• World
  • Jan 06

UN Food Price Index eases in December

• The UN Food and Agriculture Organisation (FAO) reported that the Food Price Index ended the year just over 10 per cent below its December 2022 level, further easing concerns over food price inflation worldwide.

• The monthly figure for a basket of traded food commodities was also down around 1.5 per cent for December, averaging 118.5 points, compared with the previous month.

• For 2023 as a whole, the index was 13.7 percent lower than the average value over the preceding year, with only the international sugar price index higher over the period.

FAO Food Price Index

• Movements in agricultural commodity prices and food prices are indicators of changes in the fundamentals of supply and demand. 

• As such, their levels are indicative of market imbalances that, for example, can portend to worsening food security. The timely monitoring of prices is also important for assessing the functioning and efficiency of international and national markets. 

• Transparent and timely market information is a basis for evidence-based decision making and food security strategies. Past price volatility events demonstrate the value of timely market information and analysis, which can mitigate negative effects on low-income groups, who spend a large proportion of their income on food. 

• FAO’s statistical and market outlook work is key to help monitor, analyse, and disseminate food price data along the food supply chain, from producers to consumers, through both domestic and international markets.

• The FAO Food Price Index (FFPI) is a measure of the monthly change in international prices of a basket of food commodities — cereals, oilseeds, dairy products, meat and sugar. It consists of the average of five commodity group price indices weighted by the average export shares of each of the groups in 2014-2016.

• The FFPI was introduced in 1996 as a public good to help in monitoring developments in the global agricultural commodity markets. 

Food and Agriculture Organisation of the UN

• In 1943, when the end of World War II was still far from predictable, some 44 governments came together in Hot Springs, Virginia, in the US and committed themselves to creating an international organisation in the field of food and agriculture. 

• With the end of World War II came a determination to end, once and for all, the ancestral ills of poverty and hunger. 

• On October 16, 1945, in a meeting in Quebec City, Canada 34 governments signed the Constitution for a permanent organisation in the field of food and agriculture. 

• The Food and Agriculture Organisation of the United Nations (FAO) is a specialised agency of the United Nations that leads international efforts to defeat hunger.

• FAO leads international efforts to defeat hunger and to achieve food security for all and to make sure that people have regular access to enough high-quality food to lead active, healthy lives.  

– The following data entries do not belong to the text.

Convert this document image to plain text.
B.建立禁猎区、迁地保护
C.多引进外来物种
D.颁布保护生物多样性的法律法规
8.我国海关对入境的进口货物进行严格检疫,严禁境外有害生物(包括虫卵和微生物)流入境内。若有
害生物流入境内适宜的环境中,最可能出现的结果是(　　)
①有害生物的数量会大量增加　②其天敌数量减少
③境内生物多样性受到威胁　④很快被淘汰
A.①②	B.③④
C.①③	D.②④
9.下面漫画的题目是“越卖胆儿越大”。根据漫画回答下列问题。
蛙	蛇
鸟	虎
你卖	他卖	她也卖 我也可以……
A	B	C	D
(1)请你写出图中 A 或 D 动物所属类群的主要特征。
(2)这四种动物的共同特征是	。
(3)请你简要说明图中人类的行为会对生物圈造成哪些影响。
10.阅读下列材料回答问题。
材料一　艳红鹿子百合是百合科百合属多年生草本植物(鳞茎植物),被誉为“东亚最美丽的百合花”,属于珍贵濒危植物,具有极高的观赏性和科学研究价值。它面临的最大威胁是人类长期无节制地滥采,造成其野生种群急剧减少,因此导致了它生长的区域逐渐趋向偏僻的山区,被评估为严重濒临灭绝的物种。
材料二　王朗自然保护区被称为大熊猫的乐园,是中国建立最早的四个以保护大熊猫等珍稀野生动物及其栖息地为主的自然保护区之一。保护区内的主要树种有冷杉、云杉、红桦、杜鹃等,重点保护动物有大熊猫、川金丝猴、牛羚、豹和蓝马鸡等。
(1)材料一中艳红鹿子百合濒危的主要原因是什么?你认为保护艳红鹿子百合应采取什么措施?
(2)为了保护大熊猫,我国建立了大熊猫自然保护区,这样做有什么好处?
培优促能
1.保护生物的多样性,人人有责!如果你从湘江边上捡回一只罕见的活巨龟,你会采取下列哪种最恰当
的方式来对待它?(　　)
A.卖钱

• FAO has 195 members — 194 countries and the European Union — and works in over 130 countries worldwide.

• FAO’s support to Members in transforming agrifood systems making them more efficient, inclusive, resilient and sustainable is central to achieving the 2030 Agenda for Sustainable Development. 

• Through the Four Betters (Better Production, Better Nutrition, a Better Environment, and a Better Life for all, leaving no one behind), FAO contributes directly to SDG 1 (No Poverty), SDG 2 (Zero Hunger), and SDG 10 (Reduced Inequalities).

• The UN observes World Food Day on October 16. It commemorates the date of the founding of the FAO, with an aim to increase awareness of world hunger and poverty and inspire solutions for world change.